LAKELAND, Fla. - Even pitchers entering their 11th major league season come into spring training looking to add to their repertoire.
Dan Haren is by far the most accomplished pitcher in the Nationals' rotation, with 119 career wins and three All-Star Games on his resume. He holds the fifth-best strikeout-to-walk ratio in major league history. But that doesn't mean that he isn't trying to add a new wrinkle or give hitters a different look.
That's why he's made working the inside part of the plate to right-handed hitters a focus this spring.
Haren admits that he stayed away from the inner half to righties in past years, but in doing some self-evaluation, decided that he was going to work on coming in more during spring training. It's something that's a work in progress for the 32-year-old, but he felt good about how he was working the inside part of the plate to righties today.
"I gave up a hit today to (Jhonny) Peralta, but it's just something I've got to work on, focus on," Haren said. "I got a couple outs against Torii (Hunter) with it. I've just been stubborn in the past, just stay away to righties, but now's the time, if any, to work on that because the results really don't matter. But I've been getting in there pretty good. Wilson (Ramos) likes to call it inside, too. I've noticed that he likes to call fastballs inside, so threw quite a few today.
"There would be games (in past seasons) that would go by where I wouldn't throw anything inside to righties. So, yeah, it's a matter of keeping hitters honest, too. Being able to work both sides of the plate. Like I said, I was just stubborn in the past. I felt like I'd want them to beat me out over the plate, but I was getting beat out over the plate. So I had to just make adjustments. I came into spring - if there's any time to work on something, it's now."
Having a little bit of confidence in something in spring training is one thing. Having confidence enough in that aspect of your game to use it in regular season games is something else entirely.
Haren will continue to work on coming in to righties over the final three weeks of spring, and depending on what he sees from batters, he'll determine how much he wants to be working inside on righties during games of actual consequence.
"You judge by the way hitters react, really," Haren said. "For the most part, I feel like it's opening up the outside part of the plate for me a little bit. Just if you move guys' feet, it always helps. If you move a batter's feet in that at-bat, a lot of times you're going to have success. So it's just about making hitters uncomfortable, really."
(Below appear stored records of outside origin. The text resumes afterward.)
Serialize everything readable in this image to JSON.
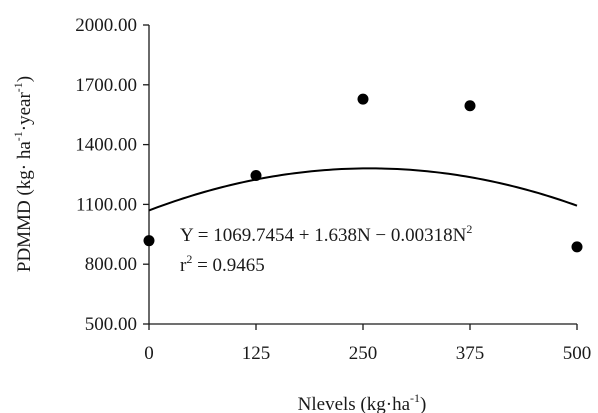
{
  "chart_data": {
    "type": "scatter",
    "x_axis": {
      "min": 0,
      "max": 500,
      "ticks": [
        0,
        125,
        250,
        375,
        500
      ],
      "tick_labels": [
        "0",
        "125",
        "250",
        "375",
        "500"
      ],
      "label": "Nlevels (kg·ha",
      "label_sup": "-1",
      "label_tail": ")"
    },
    "y_axis": {
      "min": 500,
      "max": 2000,
      "ticks": [
        500,
        800,
        1100,
        1400,
        1700,
        2000
      ],
      "tick_labels": [
        "500.00",
        "800.00",
        "1100.00",
        "1400.00",
        "1700.00",
        "2000.00"
      ],
      "label_parts": [
        {
          "t": "PDMMD (kg· ha",
          "sup": false
        },
        {
          "t": "-1",
          "sup": true
        },
        {
          "t": "·year",
          "sup": false
        },
        {
          "t": "-1",
          "sup": true
        },
        {
          "t": ")",
          "sup": false
        }
      ]
    },
    "points": [
      {
        "x": 0,
        "y": 918
      },
      {
        "x": 125,
        "y": 1245
      },
      {
        "x": 250,
        "y": 1628
      },
      {
        "x": 375,
        "y": 1595
      },
      {
        "x": 500,
        "y": 887
      }
    ],
    "fit": {
      "a": 1069.7454,
      "b": 1.638,
      "c": -0.00318
    },
    "equation": {
      "main": "Y = 1069.7454 + 1.638N − 0.00318N",
      "sup": "2"
    },
    "r2": {
      "prefix": "r",
      "sup": "2",
      "rest": " = 0.9465"
    },
    "colors": {
      "axis": "#1a1a1a",
      "points": "#000000",
      "curve": "#000000"
    },
    "grid": false,
    "legend": "none"
  }
}
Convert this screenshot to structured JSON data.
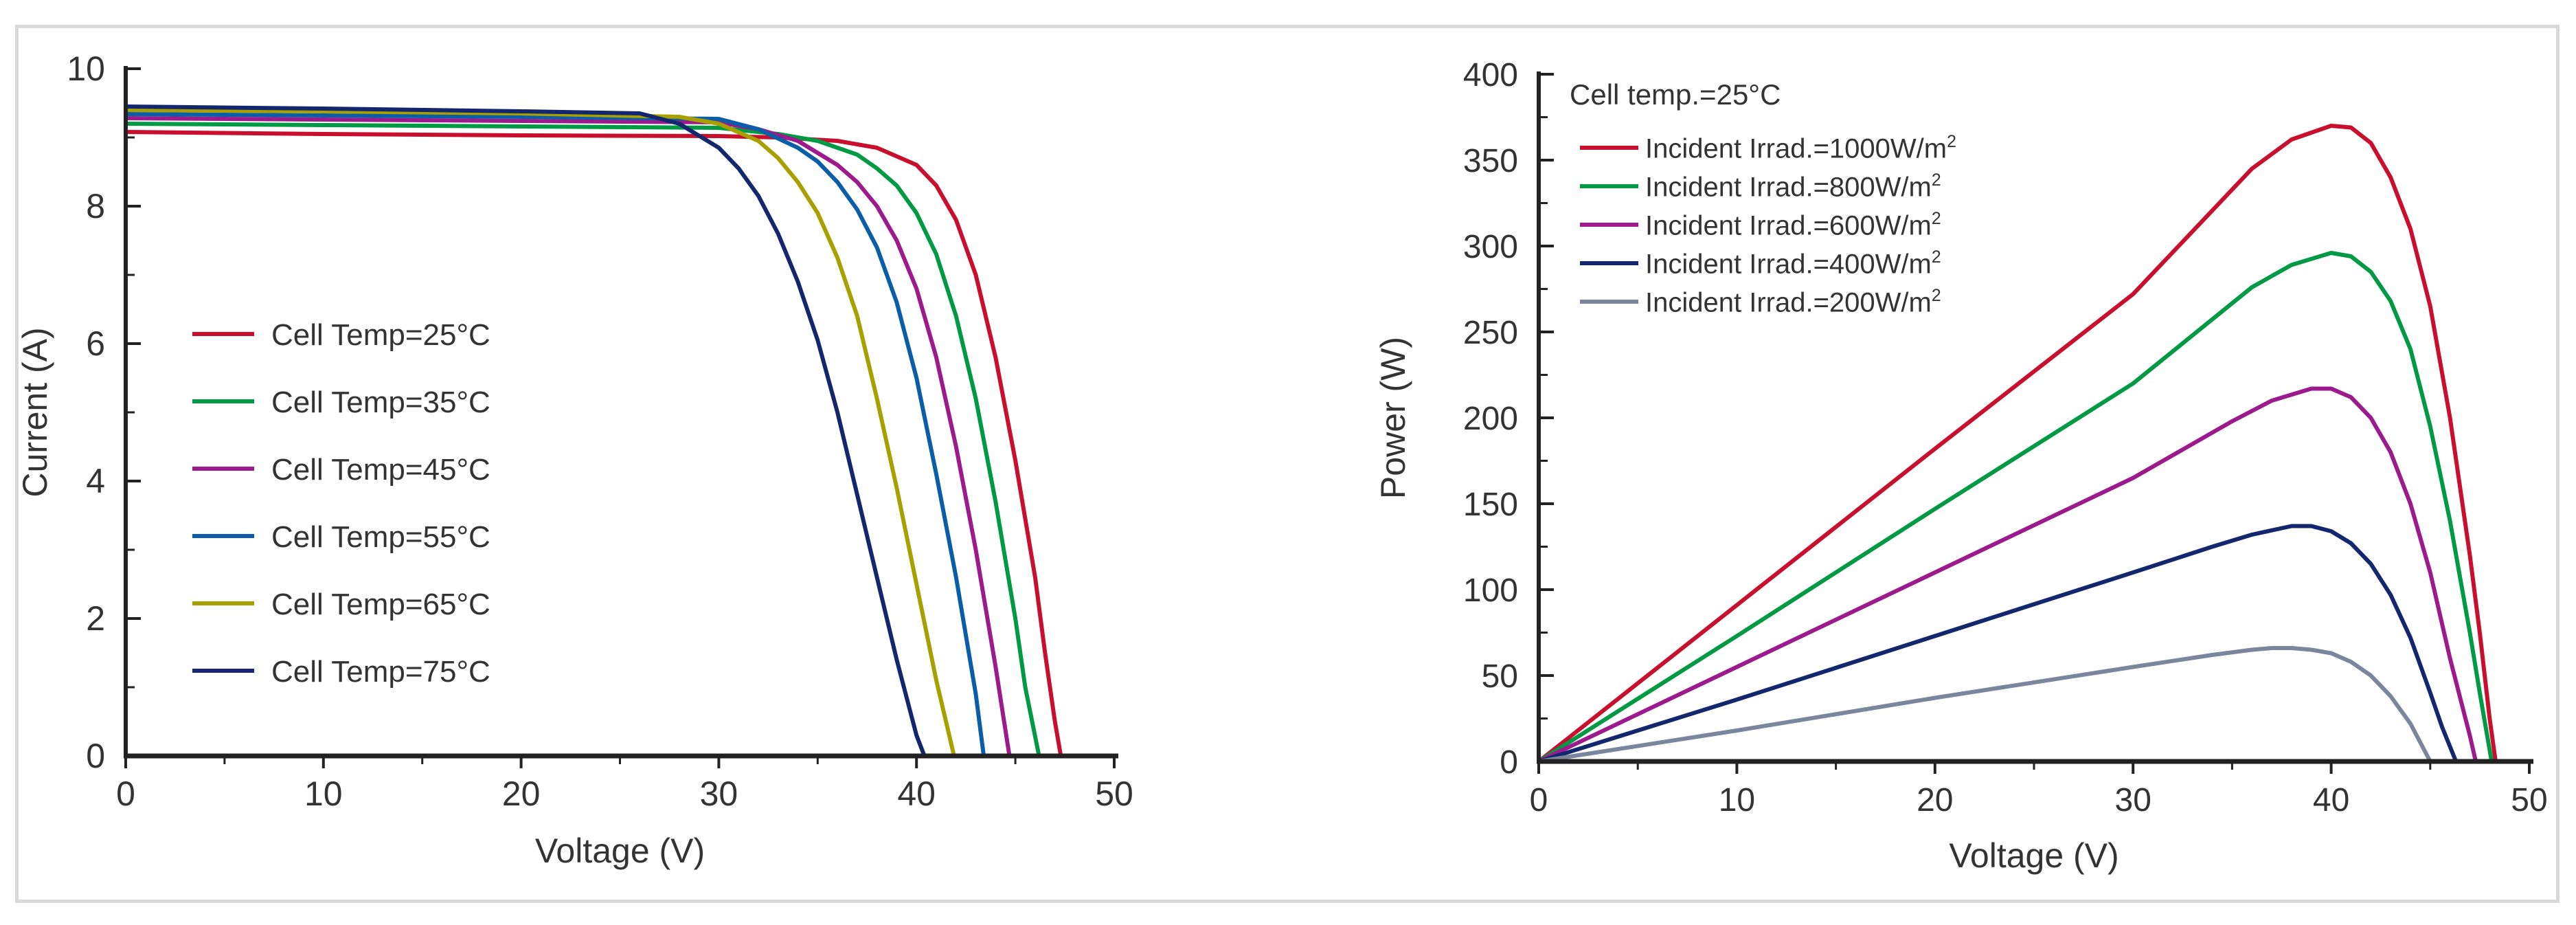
{
  "chart_data": [
    {
      "type": "line",
      "title": "",
      "xlabel": "Voltage (V)",
      "ylabel": "Current (A)",
      "xlim": [
        0,
        50
      ],
      "ylim": [
        0,
        10
      ],
      "xticks": [
        "0",
        "10",
        "20",
        "30",
        "40",
        "50"
      ],
      "yticks": [
        "0",
        "2",
        "4",
        "6",
        "8",
        "10"
      ],
      "legend_location": "left-middle",
      "series": [
        {
          "name": "Cell Temp=25°C",
          "color": "#c8102e",
          "x": [
            0,
            10,
            20,
            30,
            33,
            36,
            38,
            40,
            41,
            42,
            43,
            44,
            45,
            46,
            46.5,
            47,
            47.3
          ],
          "y": [
            9.08,
            9.05,
            9.03,
            9.02,
            9.0,
            8.95,
            8.85,
            8.6,
            8.3,
            7.8,
            7.0,
            5.8,
            4.3,
            2.6,
            1.5,
            0.5,
            0
          ]
        },
        {
          "name": "Cell Temp=35°C",
          "color": "#009a44",
          "x": [
            0,
            10,
            20,
            30,
            33,
            35,
            37,
            38,
            39,
            40,
            41,
            42,
            43,
            44,
            45,
            45.5,
            46.2
          ],
          "y": [
            9.2,
            9.18,
            9.16,
            9.14,
            9.05,
            8.95,
            8.75,
            8.55,
            8.3,
            7.9,
            7.3,
            6.4,
            5.2,
            3.7,
            2.0,
            1.0,
            0
          ]
        },
        {
          "name": "Cell Temp=45°C",
          "color": "#9c1a8c",
          "x": [
            0,
            10,
            20,
            30,
            32,
            34,
            36,
            37,
            38,
            39,
            40,
            41,
            42,
            43,
            44,
            44.7
          ],
          "y": [
            9.28,
            9.26,
            9.24,
            9.22,
            9.12,
            8.95,
            8.6,
            8.35,
            8.0,
            7.5,
            6.8,
            5.8,
            4.5,
            3.0,
            1.3,
            0
          ]
        },
        {
          "name": "Cell Temp=55°C",
          "color": "#0a5ea8",
          "x": [
            0,
            10,
            20,
            30,
            32,
            34,
            35,
            36,
            37,
            38,
            39,
            40,
            41,
            42,
            43,
            43.4
          ],
          "y": [
            9.34,
            9.32,
            9.3,
            9.27,
            9.12,
            8.85,
            8.65,
            8.35,
            7.95,
            7.4,
            6.6,
            5.5,
            4.1,
            2.6,
            0.9,
            0
          ]
        },
        {
          "name": "Cell Temp=65°C",
          "color": "#a8a000",
          "x": [
            0,
            10,
            20,
            28,
            30,
            32,
            33,
            34,
            35,
            36,
            37,
            38,
            39,
            40,
            41,
            41.9
          ],
          "y": [
            9.4,
            9.38,
            9.35,
            9.3,
            9.2,
            8.95,
            8.7,
            8.35,
            7.9,
            7.25,
            6.4,
            5.2,
            3.9,
            2.5,
            1.1,
            0
          ]
        },
        {
          "name": "Cell Temp=75°C",
          "color": "#13276e",
          "x": [
            0,
            10,
            20,
            26,
            28,
            30,
            31,
            32,
            33,
            34,
            35,
            36,
            37,
            38,
            39,
            40,
            40.4
          ],
          "y": [
            9.45,
            9.42,
            9.38,
            9.35,
            9.2,
            8.85,
            8.55,
            8.15,
            7.6,
            6.9,
            6.05,
            5.0,
            3.8,
            2.6,
            1.4,
            0.3,
            0
          ]
        }
      ]
    },
    {
      "type": "line",
      "title": "",
      "annotation": "Cell temp.=25°C",
      "xlabel": "Voltage (V)",
      "ylabel": "Power (W)",
      "xlim": [
        0,
        50
      ],
      "ylim": [
        0,
        400
      ],
      "xticks": [
        "0",
        "10",
        "20",
        "30",
        "40",
        "50"
      ],
      "yticks": [
        "0",
        "50",
        "100",
        "150",
        "200",
        "250",
        "300",
        "350",
        "400"
      ],
      "legend_location": "top-left",
      "series": [
        {
          "name": "Incident Irrad.=1000W/m",
          "superscript": "2",
          "color": "#c8102e",
          "x": [
            0,
            10,
            20,
            30,
            36,
            38,
            40,
            41,
            42,
            43,
            44,
            45,
            46,
            47,
            47.5,
            48,
            48.3
          ],
          "y": [
            0,
            91,
            182,
            272,
            345,
            362,
            370,
            369,
            360,
            340,
            310,
            265,
            200,
            120,
            75,
            25,
            0
          ]
        },
        {
          "name": "Incident Irrad.=800W/m",
          "superscript": "2",
          "color": "#009a44",
          "x": [
            0,
            10,
            20,
            30,
            36,
            38,
            40,
            41,
            42,
            43,
            44,
            45,
            46,
            47,
            47.5,
            48.1
          ],
          "y": [
            0,
            73,
            147,
            220,
            276,
            289,
            296,
            294,
            285,
            268,
            240,
            195,
            140,
            75,
            40,
            0
          ]
        },
        {
          "name": "Incident Irrad.=600W/m",
          "superscript": "2",
          "color": "#9c1a8c",
          "x": [
            0,
            10,
            20,
            30,
            35,
            37,
            39,
            40,
            41,
            42,
            43,
            44,
            45,
            46,
            47,
            47.3
          ],
          "y": [
            0,
            55,
            110,
            165,
            198,
            210,
            217,
            217,
            212,
            200,
            180,
            150,
            110,
            60,
            15,
            0
          ]
        },
        {
          "name": "Incident Irrad.=400W/m",
          "superscript": "2",
          "color": "#13276e",
          "x": [
            0,
            10,
            20,
            30,
            34,
            36,
            38,
            39,
            40,
            41,
            42,
            43,
            44,
            45,
            45.6,
            46.3
          ],
          "y": [
            0,
            36,
            73,
            110,
            125,
            132,
            137,
            137,
            134,
            127,
            115,
            97,
            72,
            40,
            20,
            0
          ]
        },
        {
          "name": "Incident Irrad.=200W/m",
          "superscript": "2",
          "color": "#7a869c",
          "x": [
            0,
            10,
            20,
            30,
            34,
            36,
            37,
            38,
            39,
            40,
            41,
            42,
            43,
            44,
            45
          ],
          "y": [
            0,
            18,
            37,
            55,
            62,
            65,
            66,
            66,
            65,
            63,
            58,
            50,
            38,
            22,
            0
          ]
        }
      ]
    }
  ]
}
Haren threw 61 pitches today, and got through four solid innings of work. Despite back and hip issues that nagged at him a bit last season, Haren says he feels strong and healthy this spring. He's been spending more time in the training room in between starts to prep for his mound work, but doesn't feel anything is holding him back from a health perspective.
"Physically, I feel really good now," he said. "The ball's coming out of my hand really good, almost as good as it did at any point last year. I still haven't necessarily gone 100 percent effort, but the ball seems to be getting on hitters a little bit better."